You can tell this is a really special song to you. 

Thank you. It's so special just introspectively, for my own life, because this song is a queer song. I keep surprising myself with how emotional I'm getting [over it]. Growing up as a queer kid who never really had representation on the radio or no direct role models to look to, I mean there were some but they weren't as visible as [queer artists can be now]. I'm just sat here realising how this song that is going to alter my music career is...

So gay!

So gay!

Boyfriend is your first-ever Top 20 hit on the Official Charts. What kind of stuff were you listening to while making it?

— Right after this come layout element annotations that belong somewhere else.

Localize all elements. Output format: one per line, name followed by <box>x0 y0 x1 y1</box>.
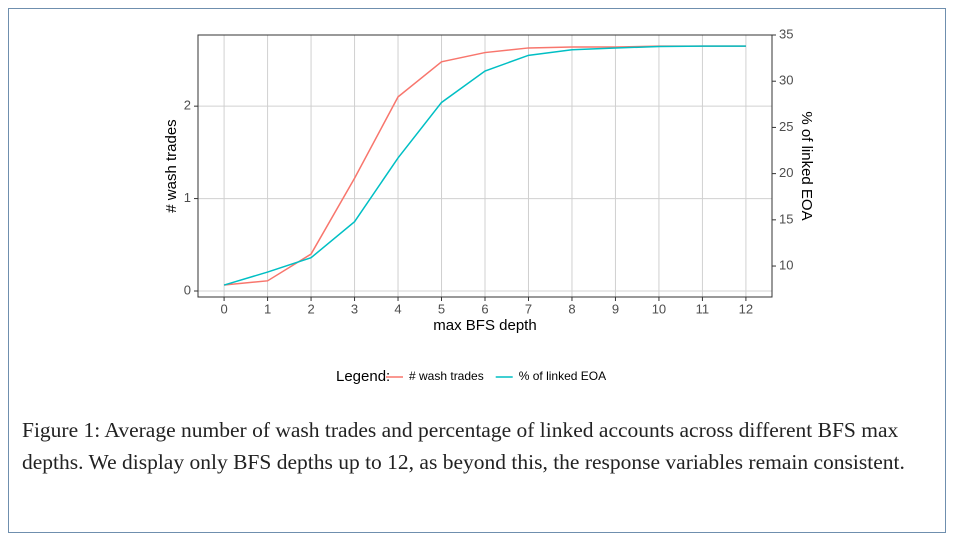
x-tick-label: 2 <box>307 301 314 316</box>
x-tick-label: 4 <box>394 301 401 316</box>
x-tick-label: 3 <box>351 301 358 316</box>
x-tick-label: 10 <box>652 301 666 316</box>
y2-tick-label: 15 <box>779 211 793 226</box>
figure-frame <box>8 8 946 533</box>
y-tick-label: 0 <box>184 282 191 297</box>
x-axis-title: max BFS depth <box>433 317 536 334</box>
legend-label: % of linked EOA <box>519 369 606 383</box>
legend-label: # wash trades <box>409 369 484 383</box>
x-tick-label: 1 <box>264 301 271 316</box>
line-series <box>223 45 746 286</box>
y2-tick-label: 35 <box>779 26 793 41</box>
y-tick-label: 2 <box>184 98 191 113</box>
y2-tick-label: 30 <box>779 73 793 88</box>
x-tick-label: 7 <box>525 301 532 316</box>
y2-tick-label: 20 <box>779 165 793 180</box>
x-tick-label: 8 <box>568 301 575 316</box>
y-tick-label: 1 <box>184 190 191 205</box>
x-tick-label: 9 <box>612 301 619 316</box>
y2-tick-label: 25 <box>779 119 793 134</box>
x-tick-label: 5 <box>438 301 445 316</box>
y2-axis-title: % of linked EOA <box>798 111 815 220</box>
x-tick-label: 12 <box>739 301 753 316</box>
x-tick-label: 11 <box>696 301 710 316</box>
y-axis-title: # wash trades <box>163 119 180 212</box>
legend-title: Legend: <box>336 368 390 385</box>
x-tick-label: 6 <box>481 301 488 316</box>
caption: Figure 1: Average number of wash trades … <box>22 418 905 474</box>
x-tick-label: 0 <box>220 301 227 316</box>
y2-tick-label: 10 <box>779 257 793 272</box>
plot-border <box>197 34 773 298</box>
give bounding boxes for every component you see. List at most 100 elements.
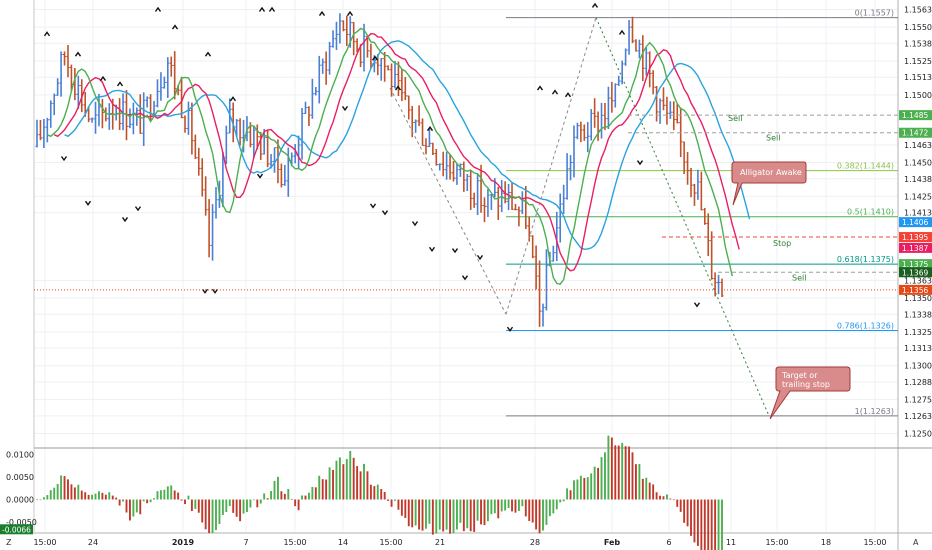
fib-level-label: 0.786(1.1326) xyxy=(837,322,894,331)
fractal-down-marker xyxy=(461,275,469,281)
oscillator-bar xyxy=(146,499,149,504)
oscillator-bar xyxy=(321,479,324,500)
oscillator-bar xyxy=(690,499,692,536)
oscillator-bar xyxy=(696,499,699,546)
oscillator-bar xyxy=(624,446,627,500)
oscillator-bar xyxy=(717,499,720,550)
oscillator-bar xyxy=(425,499,427,529)
price-tick-label: 1.1563 xyxy=(904,5,932,14)
oscillator-bar xyxy=(153,498,155,500)
oscillator-bar xyxy=(132,499,135,517)
oscillator-bar xyxy=(201,499,204,523)
oscillator-bar xyxy=(614,445,617,500)
oscillator-bar xyxy=(493,499,496,514)
fractal-up-marker xyxy=(618,29,626,35)
sell-label: Sell xyxy=(728,114,742,123)
price-tag xyxy=(899,110,932,121)
oscillator-bar xyxy=(672,499,675,501)
oscillator-bar xyxy=(700,499,703,550)
time-tick-label: 18 xyxy=(821,538,831,547)
oscillator-bar xyxy=(445,499,448,530)
time-tick-label: 14 xyxy=(338,538,348,547)
oscillator-bar xyxy=(394,499,396,501)
oscillator-bar xyxy=(194,499,197,509)
fractal-up-marker xyxy=(99,75,107,81)
oscillator-bar xyxy=(325,479,328,500)
corner-right-label[interactable]: A xyxy=(913,538,919,547)
price-tag-label: 1.1395 xyxy=(902,233,928,242)
oscillator-bar xyxy=(270,491,273,500)
oscillator-bar xyxy=(497,499,500,519)
oscillator-bar xyxy=(686,499,689,527)
oscillator-bar xyxy=(628,446,631,500)
oscillator-bar xyxy=(466,499,469,529)
price-tag xyxy=(899,217,932,228)
fractal-down-marker xyxy=(341,105,349,112)
oscillator-bar xyxy=(228,499,231,507)
price-tick-label: 1.1275 xyxy=(904,396,932,405)
oscillator-bar xyxy=(187,495,190,500)
oscillator-bar xyxy=(311,486,314,500)
callout-alligator-awake xyxy=(731,161,807,206)
oscillator-bar xyxy=(542,499,544,531)
fib-level-label: 0.5(1.1410) xyxy=(847,208,894,217)
time-tick-label: 28 xyxy=(530,538,540,547)
oscillator-bar xyxy=(559,499,562,503)
fractal-markers xyxy=(43,2,701,332)
oscillator-bar xyxy=(63,476,66,500)
price-tick-label: 1.1525 xyxy=(904,57,932,66)
oscillator-bar xyxy=(662,496,665,500)
oscillator-bar xyxy=(665,494,668,500)
price-bars xyxy=(35,13,724,327)
oscillator-bar xyxy=(280,491,283,500)
oscillator-bar xyxy=(356,466,359,500)
oscillator-bar xyxy=(221,499,224,516)
oscillator-bar xyxy=(390,499,393,507)
oscillator-bar xyxy=(46,495,49,500)
oscillator-bar xyxy=(242,499,245,514)
oscillator-bar xyxy=(246,499,248,513)
fib-level-label: 0.618(1.1375) xyxy=(837,255,894,264)
oscillator-bar xyxy=(297,499,300,511)
oscillator-bar xyxy=(435,499,438,534)
oscillator-bar xyxy=(548,499,551,517)
oscillator-bar xyxy=(449,499,452,534)
trend-line-down-left xyxy=(389,87,507,315)
price-tag xyxy=(899,127,932,138)
oscillator-bar xyxy=(173,490,176,500)
oscillator-bar xyxy=(345,459,348,500)
oscillator-bar xyxy=(304,495,307,500)
price-tick-label: 1.1500 xyxy=(904,91,932,100)
price-tick-label: 1.1300 xyxy=(904,362,932,371)
oscillator-bar xyxy=(469,499,472,532)
fractal-down-marker xyxy=(451,248,459,254)
oscillator-bar xyxy=(566,488,569,500)
price-tag xyxy=(899,284,932,295)
fractal-down-marker xyxy=(121,217,129,223)
oscillator-bar xyxy=(679,499,682,512)
oscillator-bar xyxy=(631,452,634,500)
oscillator-bar xyxy=(307,492,310,500)
fractal-down-marker xyxy=(381,210,389,216)
fractal-up-marker xyxy=(394,85,402,91)
price-tick-label: 1.1425 xyxy=(904,192,932,201)
oscillator-bar xyxy=(108,492,111,500)
oscillator-bar xyxy=(621,442,624,500)
oscillator-bar xyxy=(115,497,118,500)
oscillator-bar xyxy=(359,471,362,500)
price-tick-label: 1.1263 xyxy=(904,412,932,421)
oscillator-bar xyxy=(593,466,596,500)
corner-left-label[interactable]: Z xyxy=(6,538,12,547)
oscillator-tick-label: 0.0100 xyxy=(6,450,34,459)
fractal-down-marker xyxy=(411,221,419,227)
oscillator-bar xyxy=(328,467,331,500)
oscillator-bar xyxy=(638,464,641,500)
oscillator-bar xyxy=(600,457,603,500)
oscillator-bar xyxy=(273,480,276,500)
price-tick-label: 1.1313 xyxy=(904,344,932,353)
time-tick-label: 24 xyxy=(88,538,98,547)
price-tick-label: 1.1463 xyxy=(904,141,932,150)
oscillator-bar xyxy=(42,497,45,500)
oscillator-bar xyxy=(349,450,352,500)
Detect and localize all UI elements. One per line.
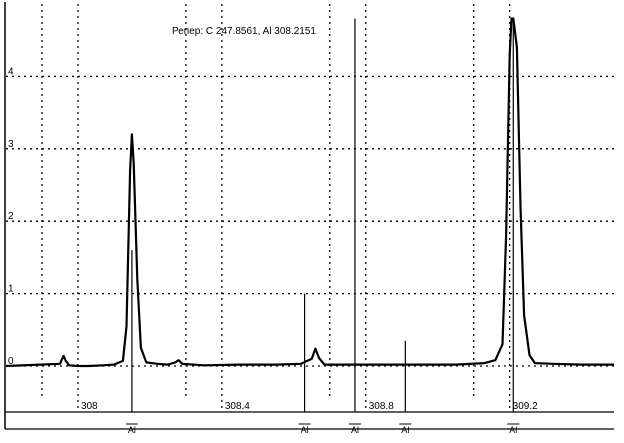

Actually a lot of the influence for the Boyfriend instrumentation was taken from films. Growing up, I really identified with all these flamboyant, male villains. Even with female ones, they're so hyper-sexualised in the Male Gaze. F*ck that, why don't I relate to any of this? I had to grow up and find the right language around it [to subvert it].

It's such an obvious queer trope that we're rooting for the villain, but they're so much more interesting and multifaceted! A lot of these new songs are coming, sonically, from a villainous, darker point of view. Based around intrapersonal stories of my life, obviously. 

Things are moving very quickly for you now. What does this mean for the EP? Maybe an album?

I was actually just in New York to meet with the label about this! Without giving too much away...we are in a new era. I am re-introducing myself. Look, I'm in the studio every day. I've posted more songs on TikTok. It could be an EP, it could be an album, it could be a string of singles leading in to an EP. I just want to say we have a f*ck tonne of music for you. 

We also think it's important to point out, Dove, that commercial radio pop hits like this, from a queer female perspective, are sadly quite rare.

This song has honestly enriched my life in so many ways. I have so many more queer circles and feminine circles. They've gotten much larger and wider and deeper. It's such a treat to find myself in conversation with my favourite people, with my community! We should just be able to drop a big, sexy, one-night-only song the way straight artists can. It's so great to have a big pop banger with a sexual, queer content and people aren't up in arms about it. 

We also have a bone to pick! We noticed all your music pre-Boyfriend has disappeared from streaming services. What's up there?

You are actually the first person to ask me that! I know it's a touchy subject. A lot of that music was me trying to find my sound. Ron Perry, the head of my label [Columbia] actually rang me and said: "I feel now you really know what you want to do." We have so much more music to come that's not been made available yet that is very much more representative of me, rather than who people wanted to me to be, or who I thought I had to be.

I apologise deeply to the fans who fell in love with those songs. I really do. I think this is an interesting crossover of - who does the music really belong to? But I will say [the fans] will be very, very happy with what's coming. I think it's going to be great for us, now that I get to create from scratch the artist and person I've always known myself to be.

Boyfriend is out now via Disruptor/Columbia.